Gleichzeitig steigt die Lebenserwartung, mit der auch die Zeitdauer ansteigt, in der Personen Pflegeleistungen in Anspruch nehmen. Ab einem Alter von 60 Jahren beträgt diese Spanne bei Männern durchschnittlich 21,8 Jahre, bei Frauen 25,4 Jahre. Ein zusätzlicher Faktor, der die Pflegesituation verschärft.

Jetzt schon zu wenige Pflegekräfte

Dabei gibt es jetzt schon zu wenige Pflegekräfte, die sich um die derzeit rund 4,1 Mio. Pflegebedürftigen kümmern können. Christina Vogler, Präsidentin des Deutschen Pflegerats beziffert die Zahl der derzeit fehlenden Fachkräfte in der Branche auf rund 200.000. Bis 2030 prognostiziert sie sogar 500.000 unbesetzte Stellen.

Zwar steigt die Anzahl der neu begonnenen Ausbildungen in der Pflege, gleichzeitig wird aber auch die Zahl der Pflegebedürftigen immer höher.

Klar ist: Lösungen müssen her. Mit diesen Prognosen ist ein „Weiter so“ nicht möglich, wenn auch in Zukunft allen Pflegebedürftigen ein Altern in Würde ermöglicht werden soll. 

Kein wirkliches Problembewusstsein vorhanden

Umso erstaunlicher ist es, dass 79 % der befragten Personen angaben, den Staat in der Verantwortung für die eigene Pflege und deren Kosten zu sehen. Genauso viele gaben zudem an, sich bisher nicht mit der Planung ihrer eigenen Pflegebedürftigkeit beschäftigt zu haben.

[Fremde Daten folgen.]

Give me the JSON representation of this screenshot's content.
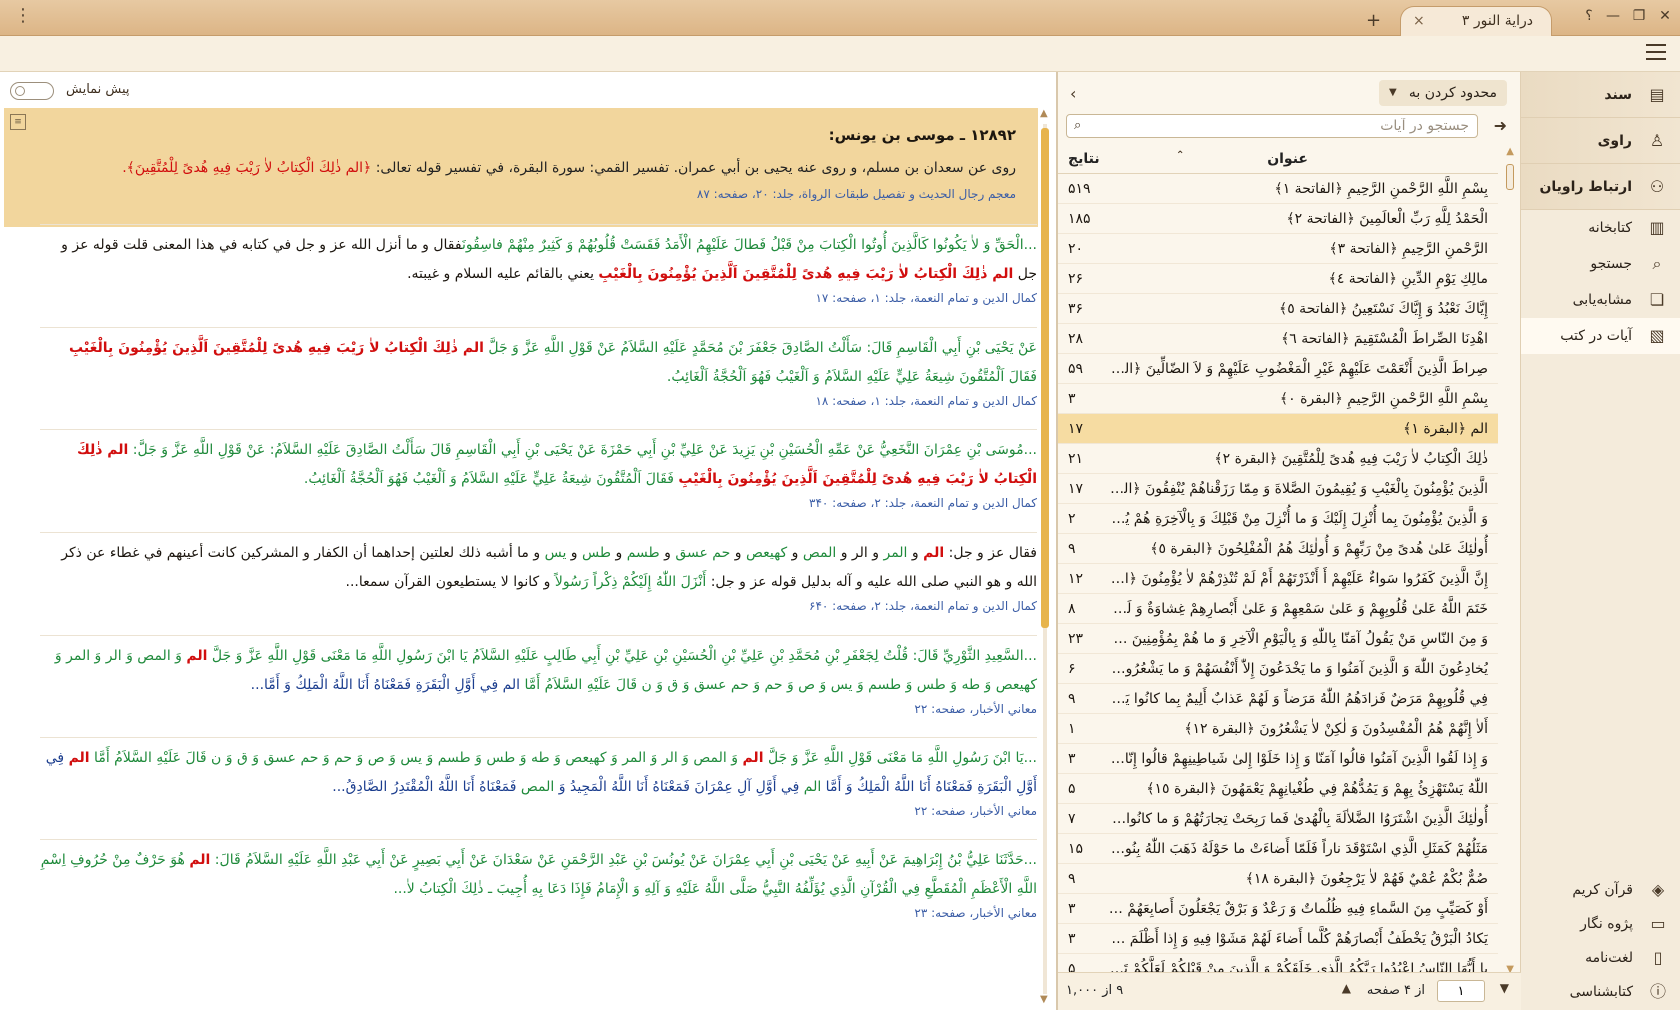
{
  "titlebar": {
    "tab_title": "درایة النور ۳",
    "new_tab_symbol": "+",
    "help_symbol": "؟",
    "minimize_symbol": "—",
    "maximize_symbol": "❐",
    "close_symbol": "✕",
    "tab_close_symbol": "×"
  },
  "nav": {
    "items": [
      {
        "label": "سند",
        "icon": "document-icon"
      },
      {
        "label": "راوی",
        "icon": "person-icon"
      },
      {
        "label": "ارتباط راویان",
        "icon": "network-icon"
      },
      {
        "label": "کتابخانه",
        "icon": "books-icon"
      },
      {
        "label": "جستجو",
        "icon": "search-icon"
      },
      {
        "label": "مشابه‌یابی",
        "icon": "compare-icon"
      },
      {
        "label": "آیات در کتب",
        "icon": "verses-book-icon"
      }
    ],
    "bottom": [
      {
        "label": "قرآن کریم",
        "icon": "quran-icon"
      },
      {
        "label": "پژوه نگار",
        "icon": "note-icon"
      },
      {
        "label": "لغت‌نامه",
        "icon": "dictionary-icon"
      },
      {
        "label": "کتابشناسی",
        "icon": "info-icon"
      }
    ]
  },
  "verses_panel": {
    "limit_label": "محدود کردن به",
    "search_placeholder": "جستجو در آیات",
    "col_title": "عنوان",
    "col_count": "نتایج",
    "rows": [
      {
        "t": "بِسْمِ اللَّهِ الرَّحْمنِ الرَّحِيمِ ﴿الفاتحة ١﴾",
        "c": "۵۱۹"
      },
      {
        "t": "الْحَمْدُ لِلَّهِ رَبِّ الْعالَمِينَ ﴿الفاتحة ٢﴾",
        "c": "۱۸۵"
      },
      {
        "t": "الرَّحْمنِ الرَّحِيمِ ﴿الفاتحة ٣﴾",
        "c": "۲۰"
      },
      {
        "t": "مالِكِ يَوْمِ الدِّينِ ﴿الفاتحة ٤﴾",
        "c": "۲۶"
      },
      {
        "t": "إِيَّاكَ نَعْبُدُ وَ إِيَّاكَ نَسْتَعِينُ ﴿الفاتحة ٥﴾",
        "c": "۳۶"
      },
      {
        "t": "اهْدِنَا الصِّراطَ الْمُسْتَقِيمَ ﴿الفاتحة ٦﴾",
        "c": "۲۸"
      },
      {
        "t": "صِراطَ الَّذِينَ أَنْعَمْتَ عَلَيْهِمْ غَيْرِ الْمَغْضُوبِ عَلَيْهِمْ وَ لاَ الضّالِّينَ ﴿الفاتح...",
        "c": "۵۹"
      },
      {
        "t": "بِسْمِ اللَّهِ الرَّحْمنِ الرَّحِيمِ ﴿البقرة ٠﴾",
        "c": "۳"
      },
      {
        "t": "الم ﴿البقرة ١﴾",
        "c": "۱۷"
      },
      {
        "t": "ذٰلِكَ الْكِتابُ لاٰ رَيْبَ فِيهِ هُدىً لِلْمُتَّقِينَ ﴿البقرة ٢﴾",
        "c": "۲۱"
      },
      {
        "t": "الَّذِينَ يُؤْمِنُونَ بِالْغَيْبِ وَ يُقِيمُونَ الصَّلاةَ وَ مِمّا رَزَقْناهُمْ يُنْفِقُونَ ﴿البقرة...",
        "c": "۱۷"
      },
      {
        "t": "وَ الَّذِينَ يُؤْمِنُونَ بِما أُنْزِلَ إِلَيْكَ وَ ما أُنْزِلَ مِنْ قَبْلِكَ وَ بِالْآخِرَةِ هُمْ يُوقِ...",
        "c": "۲"
      },
      {
        "t": "أُولٰئِكَ عَلىٰ هُدىً مِنْ رَبِّهِمْ وَ أُولٰئِكَ هُمُ الْمُفْلِحُونَ ﴿البقرة ٥﴾",
        "c": "۹"
      },
      {
        "t": "إِنَّ الَّذِينَ كَفَرُوا سَواءٌ عَلَيْهِمْ أَ أَنْذَرْتَهُمْ أَمْ لَمْ تُنْذِرْهُمْ لاٰ يُؤْمِنُونَ ﴿البقرة...",
        "c": "۱۲"
      },
      {
        "t": "خَتَمَ اللَّهُ عَلىٰ قُلُوبِهِمْ وَ عَلىٰ سَمْعِهِمْ وَ عَلىٰ أَبْصارِهِمْ غِشاوَةٌ وَ لَهُمْ عَ...",
        "c": "۸"
      },
      {
        "t": "وَ مِنَ النّاسِ مَنْ يَقُولُ آمَنّا بِاللّٰهِ وَ بِالْيَوْمِ الْآخِرِ وَ ما هُمْ بِمُؤْمِنِينَ ﴿البق...",
        "c": "۲۳"
      },
      {
        "t": "يُخادِعُونَ اللّٰهَ وَ الَّذِينَ آمَنُوا وَ ما يَخْدَعُونَ إِلاّٰ أَنْفُسَهُمْ وَ ما يَشْعُرُونَ ﴿ا...",
        "c": "۶"
      },
      {
        "t": "فِي قُلُوبِهِمْ مَرَضٌ فَزادَهُمُ اللّٰهُ مَرَضاً وَ لَهُمْ عَذابٌ أَلِيمٌ بِما كانُوا يَكْذِبُو...",
        "c": "۹"
      },
      {
        "t": "أَلاٰ إِنَّهُمْ هُمُ الْمُفْسِدُونَ وَ لٰكِنْ لاٰ يَشْعُرُونَ ﴿البقرة ١٢﴾",
        "c": "۱"
      },
      {
        "t": "وَ إِذا لَقُوا الَّذِينَ آمَنُوا قالُوا آمَنّا وَ إِذا خَلَوْا إِلىٰ شَياطِينِهِمْ قالُوا إِنّا مَعَكُمْ...",
        "c": "۳"
      },
      {
        "t": "اللّٰهُ يَسْتَهْزِئُ بِهِمْ وَ يَمُدُّهُمْ فِي طُغْيانِهِمْ يَعْمَهُونَ ﴿البقرة ١٥﴾",
        "c": "۵"
      },
      {
        "t": "أُولٰئِكَ الَّذِينَ اشْتَرَوُا الضَّلاٰلَةَ بِالْهُدىٰ فَما رَبِحَتْ تِجارَتُهُمْ وَ ما كانُوا مُهْ...",
        "c": "۷"
      },
      {
        "t": "مَثَلُهُمْ كَمَثَلِ الَّذِي اسْتَوْقَدَ ناراً فَلَمّا أَضاءَتْ ما حَوْلَهُ ذَهَبَ اللّٰهُ بِنُورِهِم...",
        "c": "۱۵"
      },
      {
        "t": "صُمٌّ بُكْمٌ عُمْيٌ فَهُمْ لاٰ يَرْجِعُونَ ﴿البقرة ١٨﴾",
        "c": "۹"
      },
      {
        "t": "أَوْ كَصَيِّبٍ مِنَ السَّماءِ فِيهِ ظُلُماتٌ وَ رَعْدٌ وَ بَرْقٌ يَجْعَلُونَ أَصابِعَهُمْ فِي آ...",
        "c": "۳"
      },
      {
        "t": "يَكادُ الْبَرْقُ يَخْطَفُ أَبْصارَهُمْ كُلَّما أَضاءَ لَهُمْ مَشَوْا فِيهِ وَ إِذا أَظْلَمَ عَلَيْه...",
        "c": "۳"
      },
      {
        "t": "يا أَيُّهَا النّاسُ اعْبُدُوا رَبَّكُمُ الَّذِي خَلَقَكُمْ وَ الَّذِينَ مِنْ قَبْلِكُمْ لَعَلَّكُمْ تَتَّقُو...",
        "c": "۵"
      }
    ],
    "selected_index": 8,
    "pager": {
      "count": "۹ از ۱,۰۰۰",
      "page_value": "۱",
      "of_pages": "از ۴ صفحه"
    }
  },
  "content": {
    "preview_label": "پیش نمایش",
    "hit": {
      "title": "۱۲۸۹۲ ـ موسى بن يونس:",
      "body_plain": "روى عن سعدان بن مسلم، و روى عنه يحيى بن أبي عمران. تفسير القمي: سورة البقرة، في تفسير قوله تعالى: ",
      "body_red": "﴿الم ذٰلِكَ الْكِتابُ لاٰ رَيْبَ فِيهِ هُدىً لِلْمُتَّقِينَ﴾.",
      "source": "معجم رجال الحديث و تفصيل طبقات الرواة، جلد: ۲۰، صفحه: ۸۷"
    },
    "entries": [
      {
        "parts": [
          [
            "grn",
            "...الْحَقِّ وَ لاٰ يَكُونُوا كَالَّذِينَ أُوتُوا الْكِتابَ مِنْ قَبْلُ فَطالَ عَلَيْهِمُ الْأَمَدُ فَقَسَتْ قُلُوبُهُمْ وَ كَثِيرٌ مِنْهُمْ فاسِقُونَ"
          ],
          [
            "",
            "فقال و ما أنزل الله عز و جل في كتابه في هذا المعنى قلت قوله عز و جل "
          ],
          [
            "red",
            "الم ذٰلِكَ الْكِتابُ لاٰ رَيْبَ فِيهِ هُدىً لِلْمُتَّقِينَ اَلَّذِينَ يُؤْمِنُونَ بِالْغَيْبِ"
          ],
          [
            "",
            " يعني بالقائم عليه السلام و غيبته."
          ]
        ],
        "source": "كمال الدين و تمام النعمة، جلد: ۱، صفحه: ۱۷"
      },
      {
        "parts": [
          [
            "grn",
            "عَنْ يَحْيَى بْنِ أَبِي الْقَاسِمِ قَالَ: سَأَلْتُ الصَّادِقَ جَعْفَرَ بْنَ مُحَمَّدٍ عَلَيْهِ السَّلاَمُ عَنْ قَوْلِ اللَّهِ عَزَّ وَ جَلَّ "
          ],
          [
            "red",
            "الم ذٰلِكَ الْكِتابُ لاٰ رَيْبَ فِيهِ هُدىً لِلْمُتَّقِينَ اَلَّذِينَ يُؤْمِنُونَ بِالْغَيْبِ"
          ],
          [
            "grn",
            " فَقَالَ اَلْمُتَّقُونَ شِيعَةُ عَلِيٍّ عَلَيْهِ السَّلاَمُ وَ اَلْغَيْبُ فَهُوَ اَلْحُجَّةُ اَلْغَائِبُ."
          ]
        ],
        "source": "كمال الدين و تمام النعمة، جلد: ۱، صفحه: ۱۸"
      },
      {
        "parts": [
          [
            "grn",
            "...مُوسَى بْنِ عِمْرَانَ النَّخَعِيُّ عَنْ عَمِّهِ الْحُسَيْنِ بْنِ يَزِيدَ عَنْ عَلِيِّ بْنِ أَبِي حَمْزَةَ عَنْ يَحْيَى بْنِ أَبِي الْقَاسِمِ قَالَ سَأَلْتُ الصَّادِقَ عَلَيْهِ السَّلاَمُ: عَنْ قَوْلِ اللَّهِ عَزَّ وَ جَلَّ: "
          ],
          [
            "red",
            "الم ذٰلِكَ الْكِتابُ لاٰ رَيْبَ فِيهِ هُدىً لِلْمُتَّقِينَ اَلَّذِينَ يُؤْمِنُونَ بِالْغَيْبِ"
          ],
          [
            "grn",
            " فَقَالَ اَلْمُتَّقُونَ شِيعَةُ عَلِيٍّ عَلَيْهِ السَّلاَمُ وَ اَلْغَيْبُ فَهُوَ اَلْحُجَّةُ اَلْغَائِبُ."
          ]
        ],
        "source": "كمال الدين و تمام النعمة، جلد: ۲، صفحه: ۳۴۰"
      },
      {
        "parts": [
          [
            "",
            "فقال عز و جل: "
          ],
          [
            "red",
            "الم"
          ],
          [
            "",
            " و "
          ],
          [
            "grn",
            "المر"
          ],
          [
            "",
            " و الر و "
          ],
          [
            "grn",
            "المص"
          ],
          [
            "",
            " و "
          ],
          [
            "grn",
            "كهيعص"
          ],
          [
            "",
            " و "
          ],
          [
            "grn",
            "حم عسق"
          ],
          [
            "",
            " و "
          ],
          [
            "grn",
            "طسم"
          ],
          [
            "",
            " و "
          ],
          [
            "grn",
            "طس"
          ],
          [
            "",
            " و "
          ],
          [
            "grn",
            "يس"
          ],
          [
            "",
            " و ما أشبه ذلك لعلتين إحداهما أن الكفار و المشركين كانت أعينهم في غطاء عن ذكر الله و هو النبي صلى الله عليه و آله بدليل قوله عز و جل: "
          ],
          [
            "grn",
            "أَنْزَلَ اللّٰهُ إِلَيْكُمْ ذِكْراً رَسُولاً"
          ],
          [
            "",
            " و كانوا لا يستطيعون القرآن سمعا..."
          ]
        ],
        "source": "كمال الدين و تمام النعمة، جلد: ۲، صفحه: ۶۴۰"
      },
      {
        "parts": [
          [
            "grn",
            "...السَّعِيدِ الثَّوْرِيِّ قَالَ: قُلْتُ لِجَعْفَرِ بْنِ مُحَمَّدِ بْنِ عَلِيِّ بْنِ الْحُسَيْنِ بْنِ عَلِيِّ بْنِ أَبِي طَالِبٍ عَلَيْهِ السَّلاَمُ يَا ابْنَ رَسُولِ اللَّهِ مَا مَعْنَى قَوْلِ اللَّهِ عَزَّ وَ جَلَّ "
          ],
          [
            "red",
            "الم"
          ],
          [
            "grn",
            " وَ المص وَ الر وَ المر وَ كهيعص وَ طه وَ طس وَ طسم وَ يس وَ ص وَ حم وَ حم عسق وَ ق وَ ن قَالَ عَلَيْهِ السَّلاَمُ أَمَّا "
          ],
          [
            "blu",
            "الم فِي أَوَّلِ الْبَقَرَةِ فَمَعْنَاهُ أَنَا اللَّهُ الْمَلِكُ وَ أَمَّا..."
          ]
        ],
        "source": "معاني الأخبار، صفحه: ۲۲"
      },
      {
        "parts": [
          [
            "grn",
            "...يَا ابْنَ رَسُولِ اللَّهِ مَا مَعْنَى قَوْلِ اللَّهِ عَزَّ وَ جَلَّ "
          ],
          [
            "red",
            "الم"
          ],
          [
            "grn",
            " وَ المص وَ الر وَ المر وَ كهيعص وَ طه وَ طس وَ طسم وَ يس وَ ص وَ حم وَ حم عسق وَ ق وَ ن قَالَ عَلَيْهِ السَّلاَمُ أَمَّا "
          ],
          [
            "red",
            "الم"
          ],
          [
            "blu",
            " فِي أَوَّلِ الْبَقَرَةِ فَمَعْنَاهُ أَنَا اللَّهُ الْمَلِكُ وَ أَمَّا "
          ],
          [
            "grn",
            "الم"
          ],
          [
            "blu",
            " فِي أَوَّلِ آلِ عِمْرَانَ فَمَعْنَاهُ أَنَا اللَّهُ الْمَجِيدُ وَ "
          ],
          [
            "grn",
            "المص"
          ],
          [
            "blu",
            " فَمَعْنَاهُ أَنَا اللَّهُ الْمُقْتَدِرُ الصَّادِقُ..."
          ]
        ],
        "source": "معاني الأخبار، صفحه: ۲۲"
      },
      {
        "parts": [
          [
            "grn",
            "...حَدَّثَنَا عَلِيُّ بْنُ إِبْرَاهِيمَ عَنْ أَبِيهِ عَنْ يَحْيَى بْنِ أَبِي عِمْرَانَ عَنْ يُونُسَ بْنِ عَبْدِ الرَّحْمَنِ عَنْ سَعْدَانَ عَنْ أَبِي بَصِيرٍ عَنْ أَبِي عَبْدِ اللَّهِ عَلَيْهِ السَّلاَمُ قَالَ: "
          ],
          [
            "red",
            "الم"
          ],
          [
            "grn",
            " هُوَ حَرْفٌ مِنْ حُرُوفِ اِسْمِ اللَّهِ الْأَعْظَمِ الْمُقَطَّعِ فِي الْقُرْآنِ الَّذِي يُؤَلِّفُهُ النَّبِيُّ صَلَّى اللَّهُ عَلَيْهِ وَ آلِهِ وَ الْإِمَامُ فَإِذَا دَعَا بِهِ أُجِيبَ ـ ذٰلِكَ الْكِتابُ لاٰ..."
          ]
        ],
        "source": "معاني الأخبار، صفحه: ۲۳"
      }
    ]
  }
}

Gleichzeitig wollen 85 % nicht von den eigenen Angehörigen gepflegt werden. Vor dem Hintergrund der jetzt schon angespannten Pflegesituation scheint sich hier ein Konflikt anzubahnen, wenn nicht rechtzeitig gegengesteuert wird.

Offenheit für neue Konzepte ist da

Dagegen ist bereits heute eine Offenheit für neue Pflegekonzepte vorhanden, mit denen die Personalengpässe angegangen werden könnten.

Dazu gehören beispielsweise Pflegeapartments mit jeweils 60 bis 80 Wohneinheiten. Solange der Eigentümer nicht pflegebedürftig ist, werden die monatlich anfallenden Kosten zum Großteil von den Mieteinnahmen gedeckt. Bei Eintritt in die Pflegebedürftigkeit erhält der Eigentümer das nächste freie Apartment und kann die Pflegeleistungen selbst in Anspruch nehmen.

Eine weitere Alternative stellen Pflegeroboter dar. Mit ihnen gewinnt man freundliche, teils annähernd menschlich aussehende Hilfskräfte, die einfache Aufgaben übernehmen. Das kann etwa die Essens- und Medikamentenverteilung sein.

Bei Studenten bewährt, in der Altenpflege bisher wenig berücksichtigt sind Pflege-WGs. In den Wohngemeinschaften wohnen acht bis zehn Personen miteinander, die sich gegenseitig im Alltag unterstützen. Nimmt die Pflegebedürftigkeit zu oder erfordert es der medizinische Bedarf, steht eine Pflegefachkraft zur Verfügung. Dadurch reduziert sich der Personalaufwand und die Miete ist durch das Pflegegeld für alle Bewohner reduziert.

Fazit: Das Mindset macht’s

Die Konzepte sind also da, gleichzeitig wird durch die generalisierte Pflegeausbildung eine Attraktivitätssteigerung des Pflegeberufs angestrebt. Dennoch hängt der Erfolg der Pflegeversorgung in Deutschland nach der Studie maßgeblich von der Einstellung der Boomer ab. Sie sind laut Studienleiter Prof. Dr. Thomas Druyen „die Schlüsselgeneration für ein neues Lebenspflege-Mindset und die Brücke zur Jugend.“ Dazu gehört vor allem, die bisher verdrängende Haltung zur eigenen Pflegesituation zu überdenken.

Die gesamte Studie finden Sie unter optadata-zukunfts-stiftung.de.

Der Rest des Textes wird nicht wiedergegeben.